As evidenced by the existence of the blog you are now reading, I like to write. But one mandatory science course I took in college almost convinced me that I hated it. Lab reports, as it turns out, are the worst. I had already learned the thing by doing the experiment, but I’m not crazy about passive voice or writing in the third person, so I got dinged. A lot. Thankfully for both me and Science, I never took another lab class. BUT, if the next Albert Einstein bails on their physics major because they are not great at writing, everybody loses. If AI programs help scientists (or people of any profession, really) who struggle to verbalize their findings, structure reports, or nail finicky formatting, doesn’t everybody win? Chat GPT can help us include more people in a discourse. Suddenly people who may be hesitant about writing, who struggle with learning disabilities, or whose native language isn’t English can communicate a bit more confidently. Don’t we all benefit when people find ways to articulate their ideas clearly?
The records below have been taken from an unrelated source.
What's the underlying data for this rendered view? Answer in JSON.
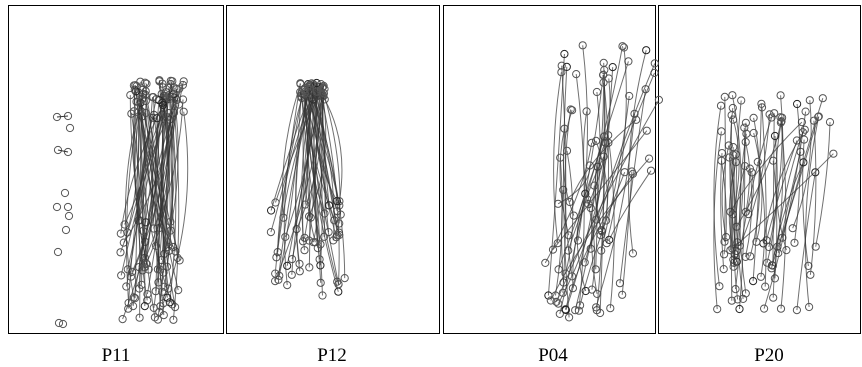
{
  "figure": {
    "panels": [
      {
        "label": "P11"
      },
      {
        "label": "P12"
      },
      {
        "label": "P04"
      },
      {
        "label": "P20"
      }
    ]
  }
}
Writing, as an art form, is an inherently creative and human activity.
Chat GPT and other AI produce content by searching and analyzing existing writing, according to parameters that their programmers specify. Anything written by a chat bot is, by its very nature, a derivative amalgamation of other people’s work. It’s kind of a glorified Google results page. The ability to create something truly original is what sets great artists, authors, and thinkers apart. Great writers take their own weird and unique slice of the human experience and put it into words that only they can choose. That’s what makes literature magical, suprising, and relatable. AI writing programs are a tool for thinkers, not a replacement of them. In fact, the existence of AI writing makes the voices of poets and authors more important than ever. Chat GPT is going to get better and its output is going to become more refined, but I’m confident that you’re never going to tell it, “write me a free verse poem about the relentlessness of change in the human experience,” and have it spit out Wallace Stevens’s “The Man on the Dump.” Calculators and computers have freed up time for mathematicians to theorize even cooler math. I think we’ll see this in the humanities too.


We can fear Chat GPT, lament its creation, and long for the good ol’ days, but “We want things to be how they always were,” is not a good look for anyone, least of all for higher education. There were tons of people who thought online education would never work–that remote/hybrid classes were, at best, a fad or, at worst, a degradation of higher education. How’s that argument looking these days?  I’m sorry to be the one to tell you, but AI isn’t going anywhere. Adapting to this technology will require learning something new. It will require rethinking how we teach writing. It will require revisiting plagiarism policies. But it’s worth it. Chat GPT is an opportunity for your department/institution to be early adopters. Don’t be the last school still using carrier pigeons.